Искатель. 1974. Выпуск №3 - Коротеев Николай Иванович 16 стр.


Было холодное мартовское солнце, сильный ветер, потом ударил короткий снеговой заряд, и снова солнце провожало нас по Москве, пока не утонуло где-то на Девичке в красновато-синих дымящихся облаках, и необычно яркие звезды, не размытые даже мощным городским электрическим маревом, полыхали над нами, и мы все время говорили о чем-то, но все слова не имели сейчас значения, они утратили привычный смысл, и, если бы она говорила тогда со мной даже по-японски, я все равно понял бы каждое слово.

Она проводила меня от своего дома до остановки автобуса, потом я обратно проводил ее до дома, потом решили разойтись на полдороге от дома до остановки, но все равно дошли до ее подъезда, поднялись по лестнице, где пахло пылью и теплом, и она сказала, что уже два часа ночи, и ее будут сильно ругать родители, и я очень боялся, что ее будут ругать, но все равно не отпускал, и она не уходила, а я, распахнув пальто, грел ее у себя на груди, она шептала: «Мы завтра же утром увидимся», но завтра уже было сегодня, и было оно громадным, как мир, и ждать ее еще восемь часов было так же невозможно, как обежать треть экватора. Я прижался лицом к ее волосам, и пахли они чем-то неуловимым, кажется, подснежниками, и в это мгновенье для меня не существовало ничего, потому что весь мир был во мне, — я слышал, как на водохранилище пушечно грохочет трескающийся лед и слабый крик еще не родившегося у Вальки с Элкой ребенка; из окна вагона мне махала букетом другарка Настя Веселинова, а на груди у меня плакала и смеялась ее сестра — Помпончик Марьяшка. И отец носил меня на плечах, распевая «Не боится мальчик Стас…», Гога Иванов мчался со мной на «Индиане» по стене, и Батон уже стоял передо мной с часами-медалью на груди и говорил мне: «Вы дурно воспитаны», — и гербарий на пустой зимней даче — все это было тогда, потому что именно тогда ко мне прилетела солнечная птица счастья — ведь парень-неудачник уже вышел из кино и выкинул мой счастливый седьмой, некупленный билет, и я был не готов к встрече со счастьем.

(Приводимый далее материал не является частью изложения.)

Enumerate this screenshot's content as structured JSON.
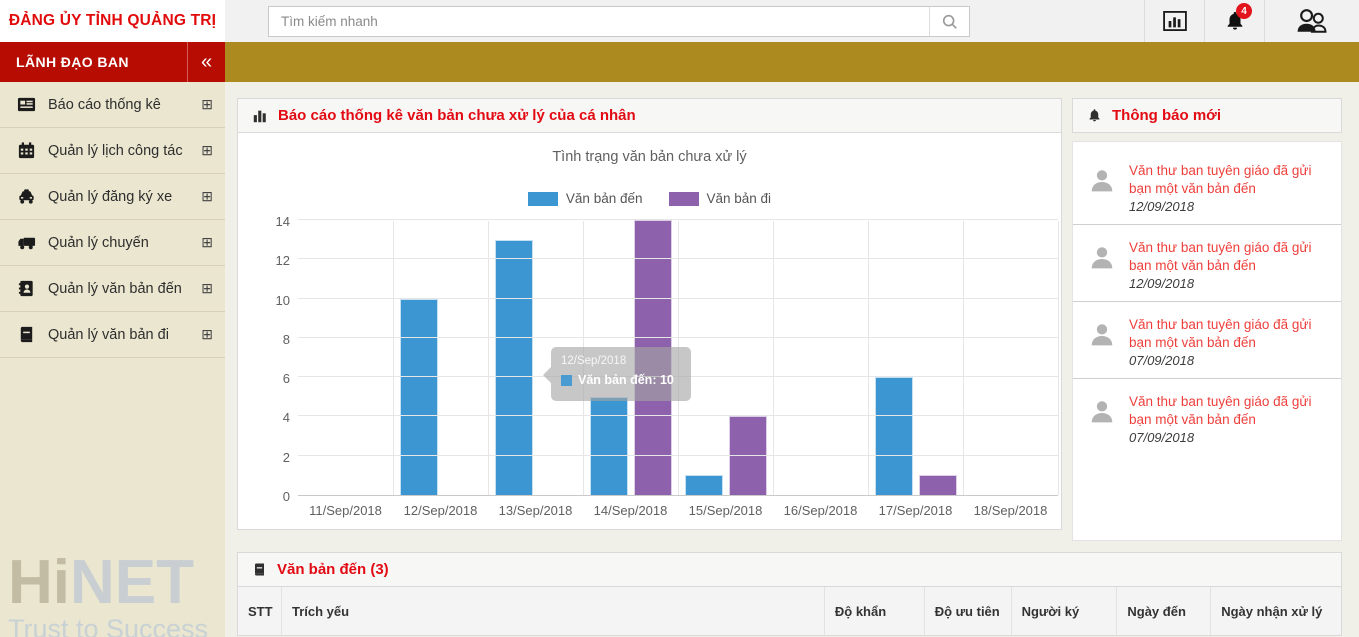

Потом, наверное уже под утро, щелкнул за Леной замок в двери, и я еще долго стоял в сонной неподвижной тишине подъезда, на пыльной теплой лестнице, пока не сообразил: Лена ушла. Я вышел на улицу, небо посерело, померк неистовый блеск звезд, надсадно гудели на шоссе самосвалы. Я шел по асфальтовой дорожке, поминутно оступаясь в мокрый закисший снег, меня раскачивало, шатало во все стороны, потому что радость была больше меня — ее хватило бы, чтобы поднять дирижабль, а я еще не был готов к встрече со счастьем.

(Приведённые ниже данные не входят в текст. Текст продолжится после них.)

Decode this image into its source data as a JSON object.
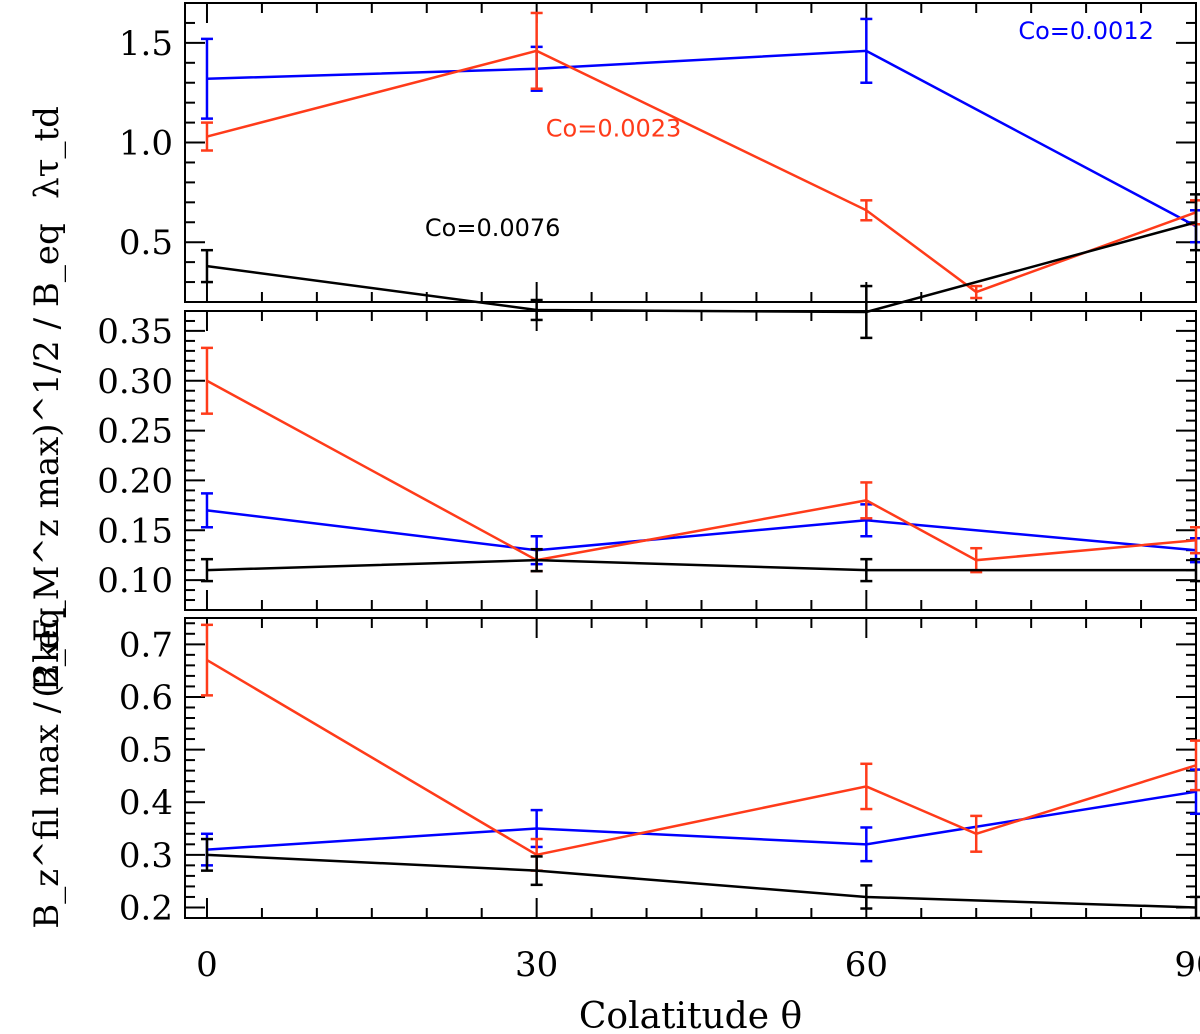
{
  "chart_data": [
    {
      "type": "line",
      "panel": "top",
      "ylabel": "λτ_td",
      "ylim": [
        0.2,
        1.7
      ],
      "yticks": [
        0.5,
        1.0,
        1.5
      ],
      "ytick_labels": [
        "0.5",
        "1.0",
        "1.5"
      ],
      "xlim": [
        -2,
        90
      ],
      "series": [
        {
          "color": "#0000ff",
          "x": [
            0,
            30,
            60,
            90
          ],
          "y": [
            1.32,
            1.37,
            1.46,
            0.58
          ],
          "err": [
            0.2,
            0.11,
            0.16,
            0.08
          ]
        },
        {
          "color": "#ff3b1a",
          "x": [
            0,
            30,
            60,
            70,
            90
          ],
          "y": [
            1.03,
            1.46,
            0.66,
            0.25,
            0.65
          ],
          "err": [
            0.07,
            0.19,
            0.05,
            0.03,
            0.06
          ]
        },
        {
          "color": "#000000",
          "x": [
            0,
            30,
            60,
            90
          ],
          "y": [
            0.38,
            0.16,
            0.15,
            0.6
          ],
          "err": [
            0.08,
            0.05,
            0.13,
            0.14
          ]
        }
      ],
      "annotations": [
        {
          "text": "Co=0.0012",
          "color": "#0000ff",
          "x": 80,
          "y": 1.52
        },
        {
          "text": "Co=0.0023",
          "color": "#ff3b1a",
          "x": 37,
          "y": 1.03
        },
        {
          "text": "Co=0.0076",
          "color": "#000000",
          "x": 26,
          "y": 0.53
        }
      ]
    },
    {
      "type": "line",
      "panel": "middle",
      "ylabel": "(2kE_M^z max)^1/2 / B_eq",
      "ylim": [
        0.07,
        0.37
      ],
      "yticks": [
        0.1,
        0.15,
        0.2,
        0.25,
        0.3,
        0.35
      ],
      "ytick_labels": [
        "0.10",
        "0.15",
        "0.20",
        "0.25",
        "0.30",
        "0.35"
      ],
      "xlim": [
        -2,
        90
      ],
      "series": [
        {
          "color": "#0000ff",
          "x": [
            0,
            30,
            60,
            90
          ],
          "y": [
            0.17,
            0.13,
            0.16,
            0.13
          ],
          "err": [
            0.017,
            0.014,
            0.016,
            0.012
          ]
        },
        {
          "color": "#ff3b1a",
          "x": [
            0,
            30,
            60,
            70,
            90
          ],
          "y": [
            0.3,
            0.12,
            0.18,
            0.12,
            0.14
          ],
          "err": [
            0.033,
            0.011,
            0.018,
            0.012,
            0.013
          ]
        },
        {
          "color": "#000000",
          "x": [
            0,
            30,
            60,
            90
          ],
          "y": [
            0.11,
            0.12,
            0.11,
            0.11
          ],
          "err": [
            0.011,
            0.011,
            0.011,
            0.011
          ]
        }
      ]
    },
    {
      "type": "line",
      "panel": "bottom",
      "ylabel": "B_z^fil max / B_eq",
      "ylim": [
        0.18,
        0.75
      ],
      "yticks": [
        0.2,
        0.3,
        0.4,
        0.5,
        0.6,
        0.7
      ],
      "ytick_labels": [
        "0.2",
        "0.3",
        "0.4",
        "0.5",
        "0.6",
        "0.7"
      ],
      "xlim": [
        -2,
        90
      ],
      "xticks": [
        0,
        30,
        60,
        90
      ],
      "xtick_labels": [
        "0",
        "30",
        "60",
        "90"
      ],
      "xlabel": "Colatitude θ",
      "series": [
        {
          "color": "#0000ff",
          "x": [
            0,
            30,
            60,
            90
          ],
          "y": [
            0.31,
            0.35,
            0.32,
            0.42
          ],
          "err": [
            0.03,
            0.035,
            0.032,
            0.042
          ]
        },
        {
          "color": "#ff3b1a",
          "x": [
            0,
            30,
            60,
            70,
            90
          ],
          "y": [
            0.67,
            0.3,
            0.43,
            0.34,
            0.47
          ],
          "err": [
            0.067,
            0.03,
            0.043,
            0.034,
            0.047
          ]
        },
        {
          "color": "#000000",
          "x": [
            0,
            30,
            60,
            90
          ],
          "y": [
            0.3,
            0.27,
            0.22,
            0.2
          ],
          "err": [
            0.03,
            0.027,
            0.022,
            0.02
          ]
        }
      ]
    }
  ]
}
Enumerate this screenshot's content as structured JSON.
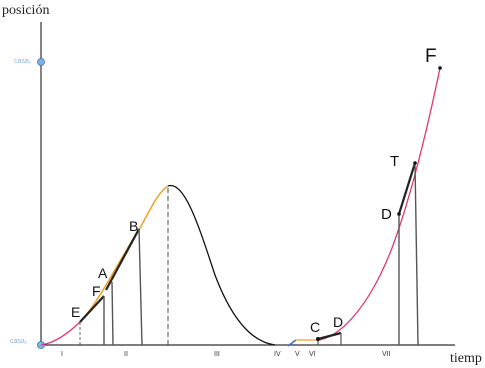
{
  "axes": {
    "y_title": "posición",
    "x_title": "tiemp"
  },
  "home_labels": {
    "home_2": "casa₂",
    "home_1": "casa₁"
  },
  "segments": [
    "I",
    "II",
    "III",
    "IV",
    "V",
    "VI",
    "VII"
  ],
  "points": {
    "E": "E",
    "F_low": "F",
    "A": "A",
    "B": "B",
    "C": "C",
    "D_low": "D",
    "D_high": "D",
    "T": "T",
    "F_high": "F"
  },
  "colors": {
    "position_curve": "#e0357a",
    "speed_up": "#f0a020",
    "return": "#111111",
    "stop": "#3a70c8",
    "home_marker": "#7fb2e5",
    "tangent": "#222222"
  }
}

Автобусы не ходили, и я долго стоял на пронизывающем рассветном ветре, пока меня подсадил, шофер попутного «МАЗа». От ровного гула мотора, тепла, приятного запаха машинного масла меня разморило, и я задремал. У Бегов шофер резко тормознул, и я проснулся в испуге: мне показалось, что сплю я невероятно давно, может быть, сутки или год и все, что произошло со мной, приснилось. Я очумело взглянул на шофера и выскочил из кабины. Я бежал назад, по Хорошовскому шоссе в сторону Мневников, по тающему грязному снегу, прыгая через лужи, скользя на наледях, поминутно оборачиваясь в поисках попутной машины, — мной овладело отчаяние, потому что я был уверен — мне не найти теперь этого дома, никогда. Его нет, нет этого стандартного пятиэтажного дома с теплым парадным, пропахшим олифой и пылью, нет этого домика, каких понастроили тысячи по всей Москве, и только тот дом, что мне нужен, был выстроен в моей фантазии, и седьмой билет был мною куплен, а сон просто посмеялся надо мной, подсунув мне вместо Лены сбежавшую на каникулы принцессу Одри Хепберн. Я бежал, совсем не зная, что к встрече со счастьем надо быть готовым.

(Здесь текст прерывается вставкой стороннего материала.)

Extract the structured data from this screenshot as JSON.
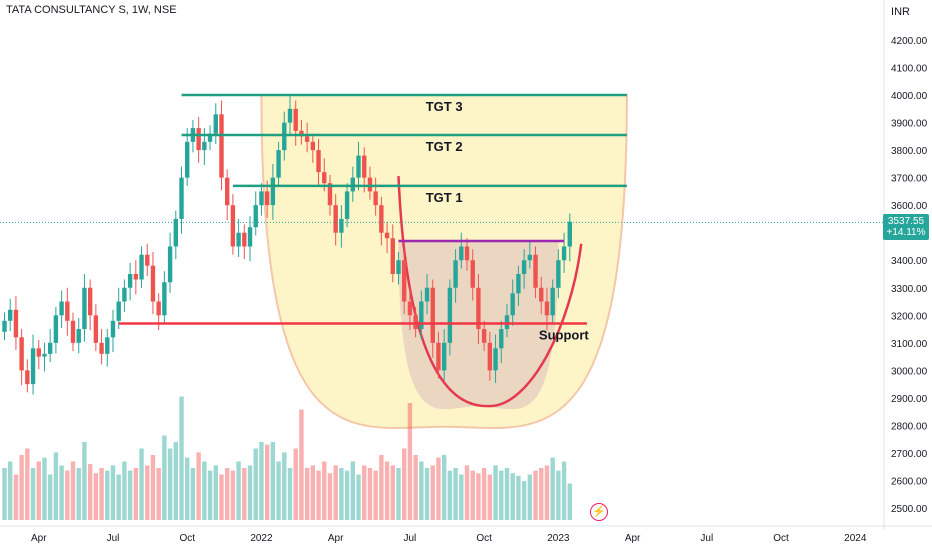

Меня подвез милиционер-мотоциклист, и я навсегда запомнил его грубое заветренное лицо с маленькими, как у медведя, добрыми глазами. И дом, конечно, был, ведь седьмой билет я все-таки не купил. Я поднялся по лестнице на третий этаж, уселся на подоконник и стал ждать. Иногда приходила легкая, словно серый пар, дремота, но, как только в подъезде где-то хлопала дверь, я сразу просыпался. Не спеша растекался рассвет, но у меня не было часов, и я не знал, сколько времени. Потом взошло солнце, и я вспомнил, что сегодня равноденствие — 21 марта, и теперь нам с Леной поровну отпущено дня и ночи. Не знаю, сколько оттикало минут и часов — наверное, вечность, но однажды щелкнул замок в двери, и на лестничную площадку вышла Лена. Она, по-моему, не удивилась, увидев меня на лестнице. А я спрыгнул с подоконника и сказал:

— Значит, он все-таки был, мой седьмой, некупленный билет.

Я вернулся из своих путешествий во времени, из размышлений о солнечной птице счастья и седьмом, некупленном билете к себе в кабинет, в Управление Московского уголовного розыска на Петровке, 38, и поход назад, к людям и событиям десятилетней давности, не помог мне понять, почему бы мне не полюбить по-настоящему Люду-Людочку-Милу. Тогда, наверное, можно было бы жениться на ней, завершить процесс духовной мутации, успокоиться, купить войлочные тапки, и никогда больше не зияла бы под боком пропасть, которую невозможно преодолеть в два прыжка. И постепенно забыл бы, что время сгибается в движении и завтра можно увидеть из вчера, не надо было бы мучиться во сне от страха, от рева мотора на стене, потому что второе измерение — вертикаль — больше не угнетало бы меня. Все пришло бы в норму, моя жизнь была бы устроена. Я устрою наконец свою жизнь, и погаснет тревожный апрельский свет моей юности. Растает дым, и джинн тихонько вернется в свою бутылку, потому что с позиций серьезного взрослого человека нет, да и не может быть у нас с Батоном никаких принципиальных споров: он вор, а я сыщик, и когда-нибудь спокойно, безо всякой нервотрепки я поймаю его за руку, с неопровержимыми уликами, и Батон отправится в тюрьму, а я буду дальше ловить ему подобных, пока не уйду на пенсию, если только к тому времени не будет искоренена преступность, хотя я и не уверен, что это удастся сделать за оставшиеся мне до полной выслуги шестнадцать с половиной лет…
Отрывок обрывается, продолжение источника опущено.